The Siberian Cat
In honor of the recent Winter Olympic games in Russia, it seems appropriate to introduce Russia’s native cat, the Siberian. One of the cat fancy’s larger breeds, it sports a sturdy, magnificently-rounded body, reminiscent of a barrel, along with paws which would surely do a heavyweight boxer proud. Siberians are considerably slow to mature, reaching maturity at around five years of age.
During the 1980s, the cat fancy began to develop in Russia, bringing with it the first formal written standard for the Siberian, thanks to the Moscow-based Kotofei Cat Club. The handsome male models for this endeavour were named Mars and Roman. (Hmmm, a bit of a theme there!)

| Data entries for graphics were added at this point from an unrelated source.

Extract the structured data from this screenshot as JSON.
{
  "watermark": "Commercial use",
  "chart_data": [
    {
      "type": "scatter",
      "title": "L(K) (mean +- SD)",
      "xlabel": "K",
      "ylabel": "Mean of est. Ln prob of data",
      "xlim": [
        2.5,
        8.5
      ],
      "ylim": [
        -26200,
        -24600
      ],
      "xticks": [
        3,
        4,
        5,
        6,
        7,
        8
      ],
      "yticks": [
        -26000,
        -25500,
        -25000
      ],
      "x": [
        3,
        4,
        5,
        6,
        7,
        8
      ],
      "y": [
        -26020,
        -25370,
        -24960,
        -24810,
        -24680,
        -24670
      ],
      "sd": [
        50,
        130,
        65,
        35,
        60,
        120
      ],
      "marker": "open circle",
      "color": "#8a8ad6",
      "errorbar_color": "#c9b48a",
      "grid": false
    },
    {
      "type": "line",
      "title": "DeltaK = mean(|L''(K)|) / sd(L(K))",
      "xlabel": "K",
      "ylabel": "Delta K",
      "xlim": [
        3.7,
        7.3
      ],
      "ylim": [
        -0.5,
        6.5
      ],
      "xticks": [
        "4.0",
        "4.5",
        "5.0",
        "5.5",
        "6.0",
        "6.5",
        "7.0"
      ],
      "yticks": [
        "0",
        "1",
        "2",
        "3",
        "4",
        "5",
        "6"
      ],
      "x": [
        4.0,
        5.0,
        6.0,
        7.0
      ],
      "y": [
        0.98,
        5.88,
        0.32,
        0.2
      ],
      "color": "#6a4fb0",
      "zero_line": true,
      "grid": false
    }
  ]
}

The Siberian is considered a semi-longhaired cat and sports a thick, rich, and full coat in winter Having just returned from Russia, myself, where the “high” for the day was -2 degrees, I certainly can appreciate why Nature outfitted this breed as it did. Alas, of course, in summer time, one needs to be prepared for the Siberian to shed much of that coat in favor of one that is a bit shorter, less dense.
What are they like to live with? Well, Siberians love to use their intelligence to solve all sorts of problems – like opening doors to be with their family or sneaking and extra meal. Yep, they’ll track down whatever you’ve hid from them – especially that new catnip toy! Very powerful cats, they can leap great distances and heights, sometimes appearing to fly through the air, but despite their size, they are adept at negotiating obstacles in their path without knocking them over. At the same time, they love to play and will entertain you with their clown-like antics. They love children, too. They have a wonderful purr and talk to you with a chirping sound, particularly when they are coming to greet you when you come home from work.